Copeland: All change can bring challenges, but it also brings opportunities. E-ticketing use has increased significantly, and it can streamline recordation for jobs and improve the speed of communication with owner agencies. Some states have started virtual training and certification programs, which allow personnel to be certified without the time and travel cost associated with going to a several-day course usually only offered in a few locations throughout a state.
Basu: I don’t quote Lenin often. It’s generally frowned upon in America. But he is quoted to have said, “During some decades, nothing happens. And during certain weeks, decades happen.” The pandemic will accelerate technology adoption. Some will be left behind in this process, while some will achieve market success beyond their wildest imaginings.
Huitt & Tomkins: Anything that can streamline paperwork or can get work done quicker than before is a good thing.
How can contractors be prepared for change and what can help them adapt faster?
Copeland: Stay involved in organizations, such as NAPA, which tracks all of the industry news and provides resources for members. We host meetings and webinars as well as publish technical publications, reports, articles, podcasts and more to help asphalt contractors handle the changing environment in which they work. Our on-staff subject matter experts are available to talk one-on-one with members to help them understand what is happening at FHWA and owner agencies, and to know what is coming down the road regarding specifications, funding, regulations, and technology. Have a vision for the future and fortify that vision with the right people (workforce) and equipment to achieve those goals. Network and benchmark with non-competing companies that are focused on advancement of their company and the industry as a whole.
Basu: There are certain people who are always reading; who are continuously focused on new developments and the ways the world is changing. Some of these people are young, and these are the types of people who should be encouraged to join businesses and to have a seat near the head of the table.

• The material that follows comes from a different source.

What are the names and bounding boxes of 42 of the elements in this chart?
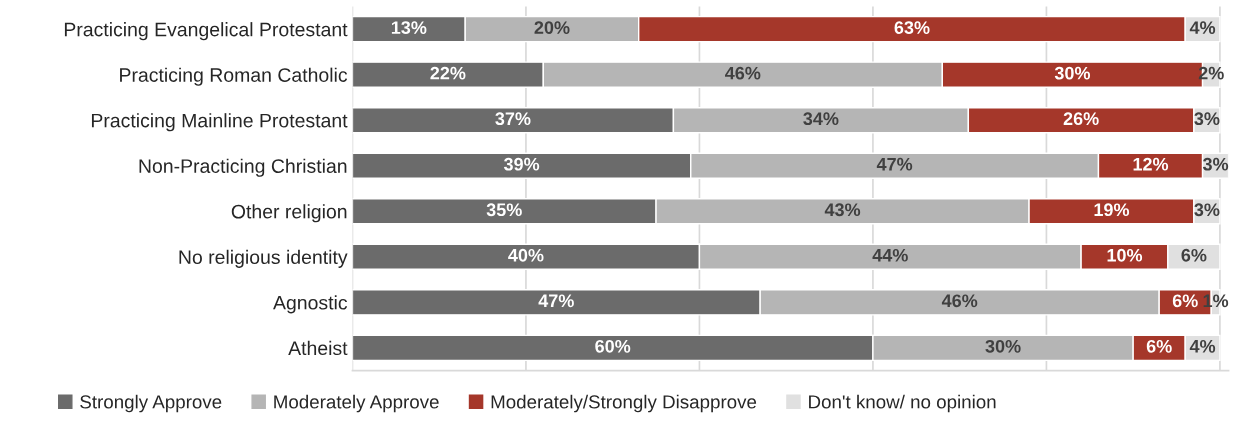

While not everything they will say will be brilliant or workable, their presence may induce thinking beyond current circumstances. That can help businesses evolve faster, which is precisely what they will need to do in the post-pandemic world.

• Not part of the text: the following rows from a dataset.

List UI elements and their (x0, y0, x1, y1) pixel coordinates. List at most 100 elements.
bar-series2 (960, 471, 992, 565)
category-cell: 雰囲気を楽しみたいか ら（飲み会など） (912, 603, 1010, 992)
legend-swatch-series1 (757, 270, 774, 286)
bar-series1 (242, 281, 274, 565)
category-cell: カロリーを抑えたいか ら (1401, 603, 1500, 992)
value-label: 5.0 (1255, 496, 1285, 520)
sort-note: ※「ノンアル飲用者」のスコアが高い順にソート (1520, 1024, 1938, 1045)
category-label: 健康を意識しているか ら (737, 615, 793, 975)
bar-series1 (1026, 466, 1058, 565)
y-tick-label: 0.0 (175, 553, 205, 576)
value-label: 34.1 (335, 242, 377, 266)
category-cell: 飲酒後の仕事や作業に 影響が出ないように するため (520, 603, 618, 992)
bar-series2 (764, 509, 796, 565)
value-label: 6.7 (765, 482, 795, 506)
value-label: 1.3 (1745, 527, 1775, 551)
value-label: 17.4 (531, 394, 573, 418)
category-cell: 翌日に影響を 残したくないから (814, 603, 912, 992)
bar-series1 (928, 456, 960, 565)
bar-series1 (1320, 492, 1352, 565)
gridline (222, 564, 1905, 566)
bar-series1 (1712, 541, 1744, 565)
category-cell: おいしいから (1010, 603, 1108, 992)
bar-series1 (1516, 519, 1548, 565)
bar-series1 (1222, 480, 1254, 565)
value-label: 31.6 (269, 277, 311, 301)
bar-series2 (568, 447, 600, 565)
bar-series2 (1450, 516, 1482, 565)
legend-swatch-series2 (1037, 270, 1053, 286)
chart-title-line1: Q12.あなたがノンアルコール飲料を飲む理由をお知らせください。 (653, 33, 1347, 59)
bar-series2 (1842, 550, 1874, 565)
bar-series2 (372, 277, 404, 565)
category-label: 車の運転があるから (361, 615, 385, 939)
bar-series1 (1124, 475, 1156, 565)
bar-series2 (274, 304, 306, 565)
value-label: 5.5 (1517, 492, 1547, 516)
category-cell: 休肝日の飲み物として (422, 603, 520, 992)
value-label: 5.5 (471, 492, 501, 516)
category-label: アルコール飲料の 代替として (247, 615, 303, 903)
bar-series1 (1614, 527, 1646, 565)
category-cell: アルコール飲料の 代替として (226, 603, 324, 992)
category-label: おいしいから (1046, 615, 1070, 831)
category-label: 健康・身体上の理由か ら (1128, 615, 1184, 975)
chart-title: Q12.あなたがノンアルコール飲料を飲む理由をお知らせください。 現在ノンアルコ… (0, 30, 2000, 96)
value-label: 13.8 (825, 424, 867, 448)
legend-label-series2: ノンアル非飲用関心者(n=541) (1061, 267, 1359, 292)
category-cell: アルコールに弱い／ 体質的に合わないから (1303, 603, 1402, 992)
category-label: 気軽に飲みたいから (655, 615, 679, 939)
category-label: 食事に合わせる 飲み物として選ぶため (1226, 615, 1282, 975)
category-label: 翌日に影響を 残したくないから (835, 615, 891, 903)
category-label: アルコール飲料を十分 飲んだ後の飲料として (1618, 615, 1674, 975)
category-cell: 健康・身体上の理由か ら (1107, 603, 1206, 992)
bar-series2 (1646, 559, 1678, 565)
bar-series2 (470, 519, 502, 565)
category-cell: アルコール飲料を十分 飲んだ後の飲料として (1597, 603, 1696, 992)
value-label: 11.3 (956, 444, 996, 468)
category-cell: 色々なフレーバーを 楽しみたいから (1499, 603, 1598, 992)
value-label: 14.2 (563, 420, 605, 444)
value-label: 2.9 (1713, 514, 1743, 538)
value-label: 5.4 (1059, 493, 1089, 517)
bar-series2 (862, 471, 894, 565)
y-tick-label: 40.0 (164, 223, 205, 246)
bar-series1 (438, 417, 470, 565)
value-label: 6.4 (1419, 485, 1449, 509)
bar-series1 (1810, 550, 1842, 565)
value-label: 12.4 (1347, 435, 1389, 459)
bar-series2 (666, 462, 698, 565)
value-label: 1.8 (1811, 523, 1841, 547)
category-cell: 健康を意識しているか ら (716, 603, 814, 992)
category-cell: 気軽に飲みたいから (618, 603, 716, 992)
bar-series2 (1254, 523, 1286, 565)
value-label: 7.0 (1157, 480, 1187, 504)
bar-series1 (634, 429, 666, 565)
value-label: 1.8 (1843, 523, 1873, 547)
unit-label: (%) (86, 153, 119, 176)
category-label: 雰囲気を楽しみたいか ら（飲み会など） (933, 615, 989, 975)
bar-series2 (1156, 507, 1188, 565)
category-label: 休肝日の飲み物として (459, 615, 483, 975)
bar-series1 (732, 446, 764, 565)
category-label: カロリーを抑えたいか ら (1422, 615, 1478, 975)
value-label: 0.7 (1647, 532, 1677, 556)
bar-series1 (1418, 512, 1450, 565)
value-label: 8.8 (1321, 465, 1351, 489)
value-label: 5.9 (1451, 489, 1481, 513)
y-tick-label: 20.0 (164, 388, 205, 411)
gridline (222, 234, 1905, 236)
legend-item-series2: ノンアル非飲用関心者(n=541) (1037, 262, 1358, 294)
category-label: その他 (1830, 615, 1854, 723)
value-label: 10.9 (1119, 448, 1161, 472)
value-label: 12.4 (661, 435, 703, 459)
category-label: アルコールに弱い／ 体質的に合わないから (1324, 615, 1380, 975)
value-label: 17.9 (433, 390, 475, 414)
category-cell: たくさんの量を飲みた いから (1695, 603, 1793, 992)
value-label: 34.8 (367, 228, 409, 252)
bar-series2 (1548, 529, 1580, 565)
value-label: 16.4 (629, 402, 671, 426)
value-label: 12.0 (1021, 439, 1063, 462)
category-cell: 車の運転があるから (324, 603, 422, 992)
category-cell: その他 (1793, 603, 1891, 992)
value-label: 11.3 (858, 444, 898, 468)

Huitt & Tomkins: Contractors should become more involved in their industry associations to leverage the power of many to prepare and adapt to change.
What innovations (i.e. plastics in asphalt/rejuvenators, etc.) do you think will disrupt the road building industry in 2021?
Copeland: Time and research will tell if recycling plastics into our mixtures is smart, and the industry embraces that discovery process. Over the past year and a half, a NAPA task force has been looking into the use of plastics in asphalt mixtures. In partnership with the Asphalt Institute, this task force has commissioned the most comprehensive state-of-knowledge document written by the National Center for Asphalt Technology (NCAT) and has developed an industry position document. Additionally, NAPA has championed research problem statements that are being funded by the National Cooperative Highway Research Program to answer questions that are absolutely critical to understanding if plastics are viable in asphalt.
Additives such as recycling agents continue to present opportunities to expand the industry’s impressive commitment to environmental stewardship. There also remains an emphasis on performance testing and balanced mix design, which presents several opportunities for the industry to continue to deliver the best solution at the lowest life cycle cost for our customers and the traveling public.
Huitt & Tomkins: Yes, tire rubber, plastics and rejuvenators will continue to disrupt the industry. Our roadways will continue to be utilized as a linear landfill. Sustainability initiatives will do more to disrupt the road building industry than innovations in materials.